Tim Scott, a U.S. senator serving South Carolina, delivered the ceremony's principal address for the ship named after the state's oldest and largest city.
"There is a reason more than 40 ships have been named for South Carolina, whether it's our places or our people," Scott said. "It's because so many South Carolinians have been dedicated to making sure that America remains the safest nation on Earth."
Charleston Mayor John T. Tecklenburg noted that since the founding of Charleston almost 350 years ago, naval ships have been a major part of its economy and culture.
"The sea is history," Tecklenburg said in quoting poet Derek Walcott. "Nowhere will you find a people who understand those words more fully than the people of Charleston."

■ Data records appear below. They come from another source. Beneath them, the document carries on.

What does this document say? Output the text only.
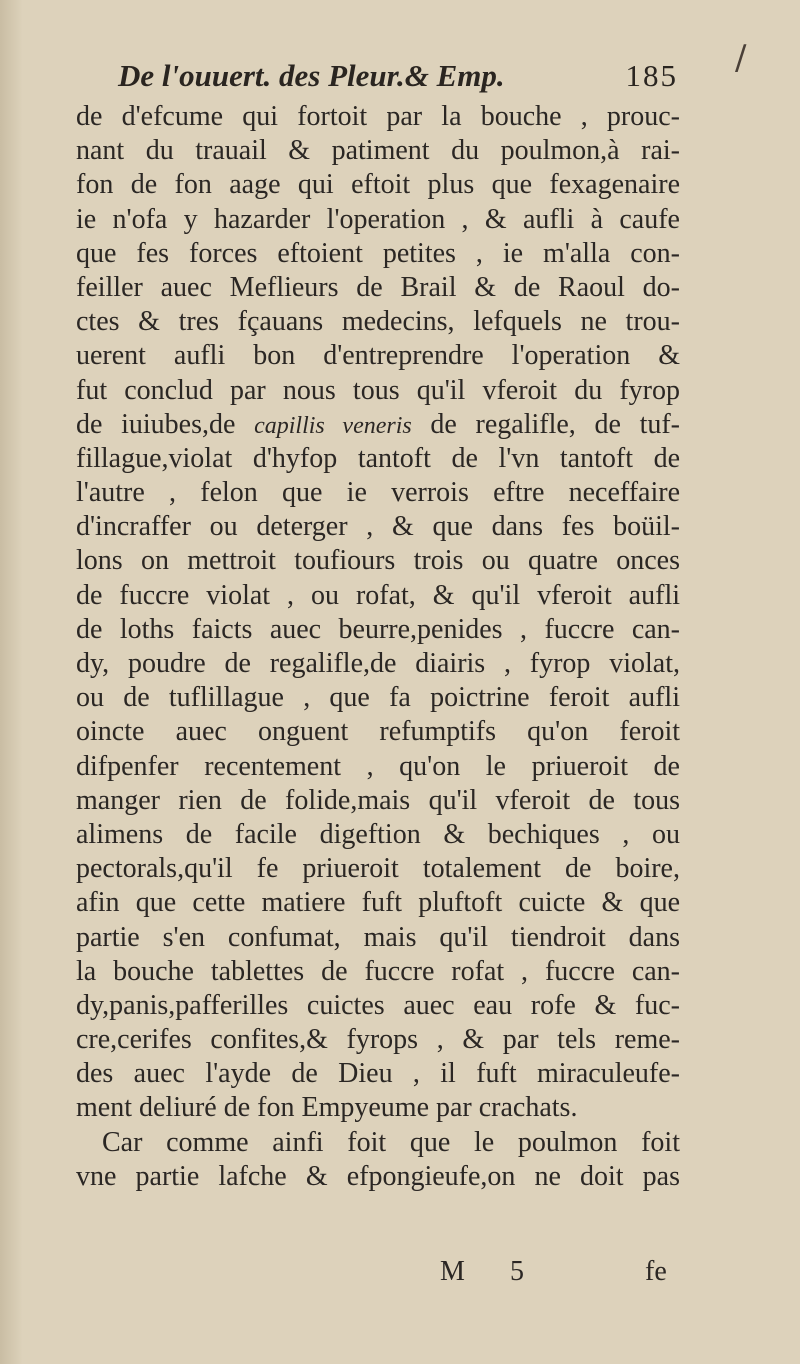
/
De l'ouuert. des Pleur.& Emp.	185
de d'efcume qui fortoit par la bouche , prouc-
nant du trauail & patiment du poulmon,à rai-
fon de fon aage qui eftoit plus que fexagenaire
ie n'ofa y hazarder l'operation , & aufli à caufe
que fes forces eftoient petites , ie m'alla con-
feiller auec Meflieurs de Brail & de Raoul do-
ctes & tres fçauans medecins, lefquels ne trou-
uerent aufli bon d'entreprendre l'operation &
fut conclud par nous tous qu'il vferoit du fyrop
de iuiubes,de capillis veneris de regalifle, de tuf-
fillague,violat d'hyfop tantoft de l'vn tantoft de
l'autre , felon que ie verrois eftre neceffaire
d'incraffer ou deterger , & que dans fes boüil-
lons on mettroit toufiours trois ou quatre onces
de fuccre violat , ou rofat, & qu'il vferoit aufli
de loths faicts auec beurre,penides , fuccre can-
dy, poudre de regalifle,de diairis , fyrop violat,
ou de tuflillague , que fa poictrine feroit aufli
oincte auec onguent refumptifs qu'on feroit
difpenfer recentement , qu'on le priueroit de
manger rien de folide,mais qu'il vferoit de tous
alimens de facile digeftion & bechiques , ou
pectorals,qu'il fe priueroit totalement de boire,
afin que cette matiere fuft pluftoft cuicte & que
partie s'en confumat, mais qu'il tiendroit dans
la bouche tablettes de fuccre rofat , fuccre can-
dy,panis,pafferilles cuictes auec eau rofe & fuc-
cre,cerifes confites,& fyrops , & par tels reme-
des auec l'ayde de Dieu , il fuft miraculeufe-
ment deliuré de fon Empyeume par crachats.
Car comme ainfi foit que le poulmon foit
vne partie lafche & efpongieufe,on ne doit pas
M 5	fe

LCS-18, which is the sixth Navy vessel to carry the name Charleston, adopted South Carolina's motto -- "As I Breathe, I Hope" -- and made it its own adding a combative twist -- "As We Breathe, We Fight!"
Charlotte Riley christened the ship in 2017 and U.S. Rep. Bradley Byrne of Alabama authenticated the Charleston's keel by welding his initials onto an aluminum plate for hull of the ship in June 2016.
The Charleston is the ninth Independence-variant littoral combat ship, which consists of even-numbered hulls, and are manufactured by Austal USA, in Mobile, Ala. Lockheed Martin produces the Freedom variant in Marinette, Wis.
The ships can perform in near-shore and open-ocean operation, and handle "anti-access" threats such as mines, quiet diesel submarines and fast surface craft.